Imagine living in a house that produces energy on its own so you have no electricity bills. Not only is it possible to build such a net-zero energy (NZE) home, it is now cost effective for many builders, thanks in large part to plummeting prices for solar technologies as well as more professional training in energy efficient design and a greater availability of high performance building products. But what exactly is a net-zero energy house and how do you know it will perform as advertised?

To help answer these questions, the National Institute of Standards and Technology (NIST) designed and built the Net-Zero Energy Residential Test Facility (NZERTF) two years ago. An agency within the U.S. Department of Commerce, NIST advances measurement science, standards and technology to ensure fairness in the marketplace, particularly in the areas of energy efficiency, indoor air quality and hazard prevention. In March, the NZERTF research team led by Hunter Fanney reported that the demonstration house quadrupled the amount of surplus energy it sent to the power grid during its second year of operation.

Located in Gaithersburg, Maryland, the NZERTF is a specially-designed laboratory that simulates a family of four living in an energy efficient home and tests how existing and new technologies can achieve a highly efficient, energy-producing home that can fit into any neighborhood. The house is similar in size to other single-family detached homes in Gaithersburg but was designed to be 60 percent more energy efficient than houses built to meet the 2012 version of the International Energy Conservation Code (IECC). (The IECC is a model code updated every three years and is meant to be adopted by states as their minimum building requirement.)

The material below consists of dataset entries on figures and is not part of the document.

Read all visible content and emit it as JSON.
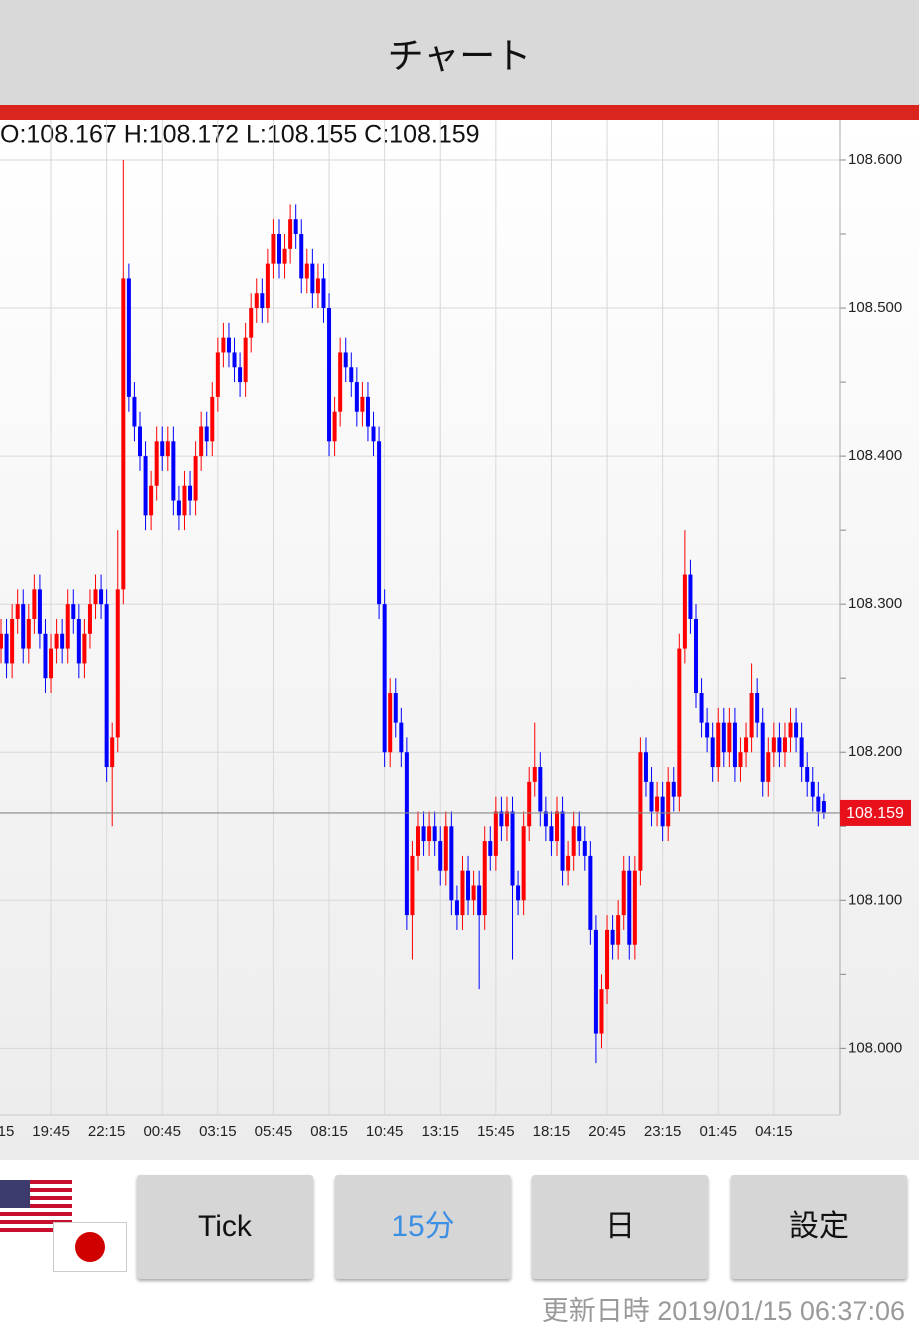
{
  "header": {
    "title": "チャート"
  },
  "chart_data": {
    "type": "candlestick",
    "ohlc_label": "O:108.167 H:108.172 L:108.155 C:108.159",
    "first_label_fragment": "15",
    "categories": [
      null,
      null,
      null,
      null,
      null,
      null,
      null,
      null,
      null,
      "19:45",
      null,
      null,
      null,
      null,
      null,
      null,
      null,
      null,
      null,
      "22:15",
      null,
      null,
      null,
      null,
      null,
      null,
      null,
      null,
      null,
      "00:45",
      null,
      null,
      null,
      null,
      null,
      null,
      null,
      null,
      null,
      "03:15",
      null,
      null,
      null,
      null,
      null,
      null,
      null,
      null,
      null,
      "05:45",
      null,
      null,
      null,
      null,
      null,
      null,
      null,
      null,
      null,
      "08:15",
      null,
      null,
      null,
      null,
      null,
      null,
      null,
      null,
      null,
      "10:45",
      null,
      null,
      null,
      null,
      null,
      null,
      null,
      null,
      null,
      "13:15",
      null,
      null,
      null,
      null,
      null,
      null,
      null,
      null,
      null,
      "15:45",
      null,
      null,
      null,
      null,
      null,
      null,
      null,
      null,
      null,
      "18:15",
      null,
      null,
      null,
      null,
      null,
      null,
      null,
      null,
      null,
      "20:45",
      null,
      null,
      null,
      null,
      null,
      null,
      null,
      null,
      null,
      "23:15",
      null,
      null,
      null,
      null,
      null,
      null,
      null,
      null,
      null,
      "01:45",
      null,
      null,
      null,
      null,
      null,
      null,
      null,
      null,
      null,
      "04:15",
      null,
      null,
      null,
      null,
      null,
      null,
      null,
      null,
      null
    ],
    "open": [
      108.27,
      108.28,
      108.26,
      108.29,
      108.3,
      108.27,
      108.29,
      108.31,
      108.28,
      108.25,
      108.27,
      108.28,
      108.27,
      108.3,
      108.29,
      108.26,
      108.28,
      108.3,
      108.31,
      108.3,
      108.19,
      108.21,
      108.31,
      108.52,
      108.44,
      108.42,
      108.4,
      108.36,
      108.38,
      108.41,
      108.4,
      108.41,
      108.37,
      108.36,
      108.38,
      108.37,
      108.4,
      108.42,
      108.41,
      108.44,
      108.47,
      108.48,
      108.47,
      108.46,
      108.45,
      108.48,
      108.5,
      108.51,
      108.5,
      108.53,
      108.55,
      108.53,
      108.54,
      108.56,
      108.55,
      108.52,
      108.53,
      108.51,
      108.52,
      108.5,
      108.41,
      108.43,
      108.47,
      108.46,
      108.45,
      108.43,
      108.44,
      108.42,
      108.41,
      108.3,
      108.2,
      108.24,
      108.22,
      108.2,
      108.09,
      108.13,
      108.15,
      108.14,
      108.15,
      108.14,
      108.12,
      108.15,
      108.1,
      108.09,
      108.12,
      108.1,
      108.11,
      108.09,
      108.14,
      108.13,
      108.16,
      108.15,
      108.16,
      108.11,
      108.1,
      108.15,
      108.18,
      108.19,
      108.16,
      108.15,
      108.14,
      108.16,
      108.12,
      108.13,
      108.15,
      108.14,
      108.13,
      108.08,
      108.01,
      108.04,
      108.08,
      108.07,
      108.09,
      108.12,
      108.07,
      108.12,
      108.2,
      108.18,
      108.16,
      108.17,
      108.15,
      108.18,
      108.17,
      108.27,
      108.32,
      108.29,
      108.24,
      108.22,
      108.21,
      108.19,
      108.22,
      108.2,
      108.22,
      108.19,
      108.2,
      108.21,
      108.24,
      108.22,
      108.18,
      108.2,
      108.21,
      108.2,
      108.21,
      108.22,
      108.21,
      108.19,
      108.18,
      108.17,
      108.167
    ],
    "high": [
      108.29,
      108.29,
      108.3,
      108.31,
      108.31,
      108.3,
      108.32,
      108.32,
      108.29,
      108.28,
      108.29,
      108.29,
      108.31,
      108.31,
      108.3,
      108.29,
      108.31,
      108.32,
      108.32,
      108.31,
      108.22,
      108.35,
      108.6,
      108.53,
      108.45,
      108.43,
      108.41,
      108.39,
      108.42,
      108.42,
      108.42,
      108.42,
      108.38,
      108.39,
      108.39,
      108.41,
      108.43,
      108.43,
      108.45,
      108.48,
      108.49,
      108.49,
      108.48,
      108.47,
      108.49,
      108.51,
      108.52,
      108.52,
      108.54,
      108.56,
      108.56,
      108.55,
      108.57,
      108.57,
      108.56,
      108.54,
      108.54,
      108.53,
      108.53,
      108.51,
      108.44,
      108.48,
      108.48,
      108.47,
      108.46,
      108.45,
      108.45,
      108.43,
      108.42,
      108.31,
      108.25,
      108.25,
      108.23,
      108.21,
      108.14,
      108.16,
      108.16,
      108.16,
      108.16,
      108.15,
      108.16,
      108.16,
      108.11,
      108.13,
      108.13,
      108.12,
      108.12,
      108.15,
      108.15,
      108.17,
      108.17,
      108.17,
      108.17,
      108.12,
      108.16,
      108.19,
      108.22,
      108.2,
      108.17,
      108.16,
      108.17,
      108.17,
      108.14,
      108.16,
      108.16,
      108.15,
      108.14,
      108.09,
      108.05,
      108.09,
      108.09,
      108.1,
      108.13,
      108.13,
      108.13,
      108.21,
      108.21,
      108.19,
      108.18,
      108.18,
      108.19,
      108.19,
      108.28,
      108.35,
      108.33,
      108.3,
      108.25,
      108.23,
      108.22,
      108.23,
      108.23,
      108.23,
      108.23,
      108.21,
      108.22,
      108.26,
      108.25,
      108.23,
      108.21,
      108.22,
      108.22,
      108.22,
      108.23,
      108.23,
      108.22,
      108.2,
      108.19,
      108.18,
      108.172
    ],
    "low": [
      108.26,
      108.25,
      108.25,
      108.28,
      108.26,
      108.26,
      108.28,
      108.27,
      108.24,
      108.24,
      108.26,
      108.26,
      108.26,
      108.28,
      108.25,
      108.25,
      108.27,
      108.29,
      108.29,
      108.18,
      108.15,
      108.2,
      108.3,
      108.43,
      108.41,
      108.39,
      108.35,
      108.35,
      108.37,
      108.39,
      108.39,
      108.36,
      108.35,
      108.35,
      108.36,
      108.36,
      108.39,
      108.4,
      108.4,
      108.43,
      108.46,
      108.46,
      108.45,
      108.44,
      108.44,
      108.47,
      108.49,
      108.49,
      108.49,
      108.52,
      108.52,
      108.52,
      108.53,
      108.54,
      108.51,
      108.51,
      108.5,
      108.5,
      108.49,
      108.4,
      108.4,
      108.42,
      108.45,
      108.44,
      108.42,
      108.42,
      108.41,
      108.4,
      108.29,
      108.19,
      108.19,
      108.21,
      108.19,
      108.08,
      108.06,
      108.12,
      108.13,
      108.13,
      108.13,
      108.11,
      108.11,
      108.09,
      108.08,
      108.08,
      108.09,
      108.09,
      108.04,
      108.08,
      108.12,
      108.12,
      108.14,
      108.14,
      108.06,
      108.09,
      108.09,
      108.14,
      108.17,
      108.15,
      108.14,
      108.13,
      108.13,
      108.11,
      108.11,
      108.12,
      108.13,
      108.12,
      108.07,
      107.99,
      108.0,
      108.03,
      108.06,
      108.06,
      108.08,
      108.06,
      108.06,
      108.11,
      108.17,
      108.15,
      108.15,
      108.14,
      108.14,
      108.16,
      108.16,
      108.26,
      108.28,
      108.23,
      108.21,
      108.2,
      108.18,
      108.18,
      108.19,
      108.19,
      108.18,
      108.18,
      108.19,
      108.2,
      108.21,
      108.17,
      108.17,
      108.19,
      108.19,
      108.19,
      108.2,
      108.2,
      108.18,
      108.17,
      108.16,
      108.15,
      108.155
    ],
    "close": [
      108.28,
      108.26,
      108.29,
      108.3,
      108.27,
      108.29,
      108.31,
      108.28,
      108.25,
      108.27,
      108.28,
      108.27,
      108.3,
      108.29,
      108.26,
      108.28,
      108.3,
      108.31,
      108.3,
      108.19,
      108.21,
      108.31,
      108.52,
      108.44,
      108.42,
      108.4,
      108.36,
      108.38,
      108.41,
      108.4,
      108.41,
      108.37,
      108.36,
      108.38,
      108.37,
      108.4,
      108.42,
      108.41,
      108.44,
      108.47,
      108.48,
      108.47,
      108.46,
      108.45,
      108.48,
      108.5,
      108.51,
      108.5,
      108.53,
      108.55,
      108.53,
      108.54,
      108.56,
      108.55,
      108.52,
      108.53,
      108.51,
      108.52,
      108.5,
      108.41,
      108.43,
      108.47,
      108.46,
      108.45,
      108.43,
      108.44,
      108.42,
      108.41,
      108.3,
      108.2,
      108.24,
      108.22,
      108.2,
      108.09,
      108.13,
      108.15,
      108.14,
      108.15,
      108.14,
      108.12,
      108.15,
      108.1,
      108.09,
      108.12,
      108.1,
      108.11,
      108.09,
      108.14,
      108.13,
      108.16,
      108.15,
      108.16,
      108.11,
      108.1,
      108.15,
      108.18,
      108.19,
      108.16,
      108.15,
      108.14,
      108.16,
      108.12,
      108.13,
      108.15,
      108.14,
      108.13,
      108.08,
      108.01,
      108.04,
      108.08,
      108.07,
      108.09,
      108.12,
      108.07,
      108.12,
      108.2,
      108.18,
      108.16,
      108.17,
      108.15,
      108.18,
      108.17,
      108.27,
      108.32,
      108.29,
      108.24,
      108.22,
      108.21,
      108.19,
      108.22,
      108.2,
      108.22,
      108.19,
      108.2,
      108.21,
      108.24,
      108.22,
      108.18,
      108.2,
      108.21,
      108.2,
      108.21,
      108.22,
      108.21,
      108.19,
      108.18,
      108.17,
      108.16,
      108.159
    ],
    "up_color": "#ff0000",
    "down_color": "#0000ff",
    "ylim": [
      107.955,
      108.627
    ],
    "yticks": [
      {
        "value": 108.6,
        "label": "108.600"
      },
      {
        "value": 108.5,
        "label": "108.500"
      },
      {
        "value": 108.4,
        "label": "108.400"
      },
      {
        "value": 108.3,
        "label": "108.300"
      },
      {
        "value": 108.2,
        "label": "108.200"
      },
      {
        "value": 108.1,
        "label": "108.100"
      },
      {
        "value": 108.0,
        "label": "108.000"
      }
    ],
    "minor_yticks": [
      108.55,
      108.45,
      108.35,
      108.25,
      108.15,
      108.05
    ],
    "last_price": 108.159,
    "grid": true
  },
  "buttons": [
    "Tick",
    "15分",
    "日",
    "設定"
  ],
  "selected_button": 1,
  "footer": {
    "update_time": "更新日時 2019/01/15 06:37:06"
  }
}
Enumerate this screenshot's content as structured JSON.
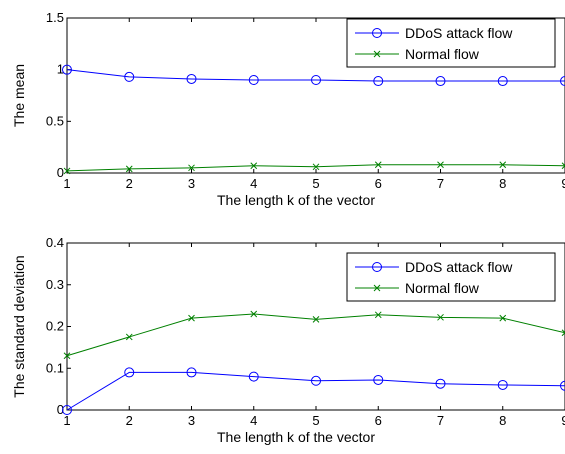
{
  "chart_data": [
    {
      "type": "line",
      "x": [
        1,
        2,
        3,
        4,
        5,
        6,
        7,
        8,
        9
      ],
      "xlabel": "The length k of the vector",
      "ylabel": "The mean",
      "xlim": [
        1,
        9
      ],
      "ylim": [
        0,
        1.5
      ],
      "xticks": [
        "1",
        "2",
        "3",
        "4",
        "5",
        "6",
        "7",
        "8",
        "9"
      ],
      "yticks": [
        "0",
        "0.5",
        "1",
        "1.5"
      ],
      "grid": false,
      "legend": "top-right",
      "series": [
        {
          "name": "DDoS attack flow",
          "marker": "circle",
          "color": "#0000ff",
          "values": [
            1.0,
            0.93,
            0.91,
            0.9,
            0.9,
            0.89,
            0.89,
            0.89,
            0.89
          ]
        },
        {
          "name": "Normal flow",
          "marker": "x",
          "color": "#008000",
          "values": [
            0.02,
            0.04,
            0.05,
            0.07,
            0.06,
            0.08,
            0.08,
            0.08,
            0.07
          ]
        }
      ]
    },
    {
      "type": "line",
      "x": [
        1,
        2,
        3,
        4,
        5,
        6,
        7,
        8,
        9
      ],
      "xlabel": "The length k of the vector",
      "ylabel": "The standard deviation",
      "xlim": [
        1,
        9
      ],
      "ylim": [
        0,
        0.4
      ],
      "xticks": [
        "1",
        "2",
        "3",
        "4",
        "5",
        "6",
        "7",
        "8",
        "9"
      ],
      "yticks": [
        "0",
        "0.1",
        "0.2",
        "0.3",
        "0.4"
      ],
      "grid": false,
      "legend": "top-right",
      "series": [
        {
          "name": "DDoS attack flow",
          "marker": "circle",
          "color": "#0000ff",
          "values": [
            0.0,
            0.09,
            0.09,
            0.08,
            0.07,
            0.072,
            0.063,
            0.06,
            0.058
          ]
        },
        {
          "name": "Normal flow",
          "marker": "x",
          "color": "#008000",
          "values": [
            0.13,
            0.175,
            0.22,
            0.23,
            0.217,
            0.228,
            0.222,
            0.22,
            0.185
          ]
        }
      ]
    }
  ]
}
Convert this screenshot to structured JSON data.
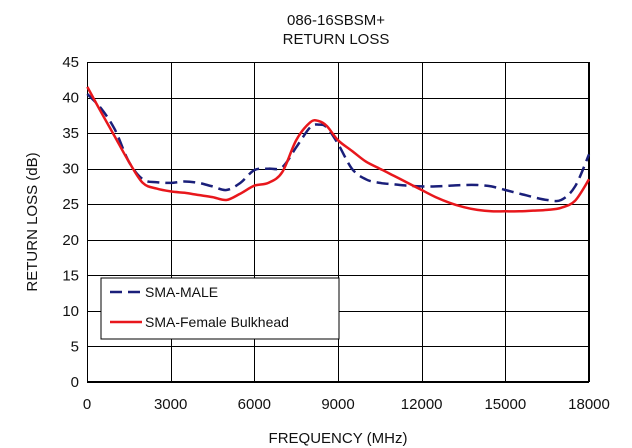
{
  "chart_data": {
    "type": "line",
    "title": "086-16SBSM+",
    "subtitle": "RETURN LOSS",
    "xlabel": "FREQUENCY (MHz)",
    "ylabel": "RETURN LOSS (dB)",
    "xlim": [
      0,
      18000
    ],
    "ylim": [
      0,
      45
    ],
    "xticks": [
      "0",
      "3000",
      "6000",
      "9000",
      "12000",
      "15000",
      "18000"
    ],
    "yticks": [
      "0",
      "5",
      "10",
      "15",
      "20",
      "25",
      "30",
      "35",
      "40",
      "45"
    ],
    "grid": true,
    "legend_position": "bottom-left",
    "series": [
      {
        "name": "SMA-MALE",
        "color": "#1a1f7a",
        "dash": "dashed",
        "x": [
          10,
          500,
          1000,
          1500,
          2000,
          2500,
          3000,
          3500,
          4000,
          4500,
          5000,
          5500,
          6000,
          6500,
          7000,
          7500,
          8000,
          8300,
          8600,
          9000,
          9500,
          10000,
          10500,
          11000,
          11500,
          12000,
          12500,
          13000,
          13500,
          14000,
          14500,
          15000,
          15500,
          16000,
          16500,
          17000,
          17500,
          18000
        ],
        "y": [
          40.5,
          38.5,
          35.5,
          31.0,
          28.5,
          28.1,
          28.0,
          28.2,
          28.0,
          27.5,
          27.0,
          28.0,
          29.8,
          30.0,
          30.2,
          33.0,
          35.8,
          36.2,
          35.8,
          33.5,
          30.0,
          28.5,
          28.0,
          27.8,
          27.6,
          27.5,
          27.5,
          27.6,
          27.7,
          27.7,
          27.5,
          27.0,
          26.5,
          26.0,
          25.6,
          25.6,
          27.5,
          32.0
        ]
      },
      {
        "name": "SMA-Female Bulkhead",
        "color": "#e8171c",
        "dash": "solid",
        "x": [
          10,
          500,
          1000,
          1500,
          2000,
          2500,
          3000,
          3500,
          4000,
          4500,
          5000,
          5500,
          6000,
          6500,
          7000,
          7500,
          8000,
          8300,
          8600,
          9000,
          9500,
          10000,
          10500,
          11000,
          11500,
          12000,
          12500,
          13000,
          13500,
          14000,
          14500,
          15000,
          15500,
          16000,
          16500,
          17000,
          17500,
          18000
        ],
        "y": [
          41.5,
          38.0,
          34.5,
          31.0,
          28.0,
          27.2,
          26.8,
          26.6,
          26.3,
          26.0,
          25.6,
          26.5,
          27.6,
          28.0,
          29.5,
          34.0,
          36.5,
          36.7,
          36.0,
          34.0,
          32.5,
          31.0,
          30.0,
          29.0,
          28.0,
          27.0,
          26.0,
          25.2,
          24.6,
          24.2,
          24.0,
          24.0,
          24.0,
          24.1,
          24.2,
          24.5,
          25.5,
          28.5
        ]
      }
    ]
  }
}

In the simulation, NIST researchers virtually mimic details of routine family life, including showering, cooking, turning on lights, doing laundry, watching TV, and posting on Facebook. The house even monitors and measures the heat and moisture released by the virtual family, an important factor for building designers when calculating heating, ventilating and air-conditioning (HVAC) loads.

In its second year of testing, the NZERTF successfully eliminated an annual electricity bill of about $3,670, mostly by reducing energy use. In addition, the rooftop solar power system generated a total of 13,717 kilowatt hours (kWh) of electricity – a slight gain over the previous year and “equivalent to the energy generated by burning more than seven tons of coal or about 1,000 gallons of oil,” according to NIST. The reduced energy use combined with the extra solar-energy generation resulted in the heftier energy surplus in the second test year. Because Maryland has a net-metering law, this surplus of over 2,000 kWh sent back to the power grid earned the house an $80 refund check from the local utility (on top of the $3,670 in energy savings).

The Net-Zero Energy Residential Test Facility is just one important facet of federal energy research. More progress is anticipated with the Obama administration’s proposal to significantly increase investment into clean energy research and development in fiscal year (FY) 2017, with the goal of doubling current funding by 2021. As summarized in EESI’s FY 2017 budget proposal brief, the President’s proposed budget includes a 40 percent increase in funding for the Department of Energy’s Office of Energy Efficiency and Renewable Energy programs including building technologies; a 24 percent increase for DOE’s bioenergy programs; an increase of $25 million for USDA research in sustainable bioenergy; and $185 million for the Research and Technology program at the Department of Housing and Urban Development, including $5 million for a new Multifamily Pilot to Reduce Energy Consumption.